Le Plus Grand des paradoxes sur pied

Invoquer le souvenir d’un homme à ce point connu, à la fois adulé et honni, présente un deuxième écueil : celui d’une thèse simplette et binaire, versant soit dans le brûlot, soit dans l’hagiographie. Il faut rendre justice à l’auteur d’avoir magnifiquement mis en lumière les innombrables paradoxes de Mohammed Ali, né à Louisville, Kentucky au temps de la ségrégation raciale, et mort durant le mandat d’un président afro-américain.

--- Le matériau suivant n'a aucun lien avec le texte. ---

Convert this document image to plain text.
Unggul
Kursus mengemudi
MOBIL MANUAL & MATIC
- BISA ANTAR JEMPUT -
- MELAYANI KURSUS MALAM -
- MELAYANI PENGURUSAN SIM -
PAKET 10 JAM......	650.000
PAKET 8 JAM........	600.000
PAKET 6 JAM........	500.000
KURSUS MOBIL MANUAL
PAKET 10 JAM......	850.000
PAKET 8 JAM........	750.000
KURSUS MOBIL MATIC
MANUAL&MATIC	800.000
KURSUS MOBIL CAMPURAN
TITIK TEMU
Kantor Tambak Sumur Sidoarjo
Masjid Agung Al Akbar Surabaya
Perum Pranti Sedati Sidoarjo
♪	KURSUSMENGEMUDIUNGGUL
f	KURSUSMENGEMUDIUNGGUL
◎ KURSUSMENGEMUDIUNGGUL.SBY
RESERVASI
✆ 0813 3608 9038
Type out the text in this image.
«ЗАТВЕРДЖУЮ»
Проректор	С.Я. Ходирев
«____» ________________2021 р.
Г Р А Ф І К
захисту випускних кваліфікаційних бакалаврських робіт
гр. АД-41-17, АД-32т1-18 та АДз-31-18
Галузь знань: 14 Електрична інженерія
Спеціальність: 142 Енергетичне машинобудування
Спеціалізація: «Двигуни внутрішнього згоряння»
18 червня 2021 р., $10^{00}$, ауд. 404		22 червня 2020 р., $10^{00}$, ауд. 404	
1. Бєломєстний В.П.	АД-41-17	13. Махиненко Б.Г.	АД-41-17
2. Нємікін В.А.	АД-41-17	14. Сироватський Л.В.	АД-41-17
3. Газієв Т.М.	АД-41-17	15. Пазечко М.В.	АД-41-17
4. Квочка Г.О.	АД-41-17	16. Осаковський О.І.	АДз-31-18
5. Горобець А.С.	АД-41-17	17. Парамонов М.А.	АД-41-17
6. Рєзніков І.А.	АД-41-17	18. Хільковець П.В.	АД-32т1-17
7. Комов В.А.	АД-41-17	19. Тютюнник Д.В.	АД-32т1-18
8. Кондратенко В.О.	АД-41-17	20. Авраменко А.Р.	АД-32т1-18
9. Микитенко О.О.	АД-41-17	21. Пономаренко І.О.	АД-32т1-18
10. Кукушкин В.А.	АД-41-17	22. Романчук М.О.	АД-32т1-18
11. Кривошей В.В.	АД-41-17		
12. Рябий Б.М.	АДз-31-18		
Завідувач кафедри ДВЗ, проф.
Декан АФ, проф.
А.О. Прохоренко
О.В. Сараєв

Celui qui refusa, au lendemain de son titre de champion du monde, le « nom d’esclave » de Cassius Clay fut tout autant rebelle et patriote, aussi provocateur que pitre, ennemi public clivant puis icône consensuelle, avide – de gloire, d’argent et de sexe – et généreux, à la fois malin et idiot – tels les grands communicants de l’âge de Twitter -, flamboyant puis humble, tour-à-tour saint et très méchant – comme son rival Joe Frazier put en témoigner -, religieux et coureur de jupons, intégriste puis tolérant, immensément courageux devant ses adversaires, juges et détracteurs mais pusillanime face à ses épouses, aussi raciste que le stipulait Nation of Islam vis-à vis des « diables aux yeux bleus », mais plus dur envers les boxeurs noirs et respectueux de ses partenaires blancs, virevoltant comme un poids welter puis fondant ses succès tardifs sur une irréelle capacité à encaisser sans bouger, dyslexique noircissant des montagnes de notes sur la religion, volubile à l’excès avant de devenir taiseux – le syndrome de Parkinson n’en fut que l’une des explications -, en pointe dans l’Affirmative Action sans avoir grandi dans la même misère que l’essentiel de ses confrères boxeurs…

Une bio poids lourd

Que le lecteur se débrouille avec ça, tout au long des 620 pages de cette somme définitive. Si l’admiration et la tendresse personnelles de Jonathan Eig percent dans le très bel épilogue, il aura eu le mérite indéniable d’instruire le dossier à charge et à décharge. Tout en travaillant à vérifier ou invalider quantité de mythes dans le mythe : non, nul ne peut confirmer qu’Ali aurait jeté de rage sa médaille d’or des JO de 1960 dans une rivière, ou affirmé qu’ « aucun viet-cong ne l’avait jamais traité de nègre »…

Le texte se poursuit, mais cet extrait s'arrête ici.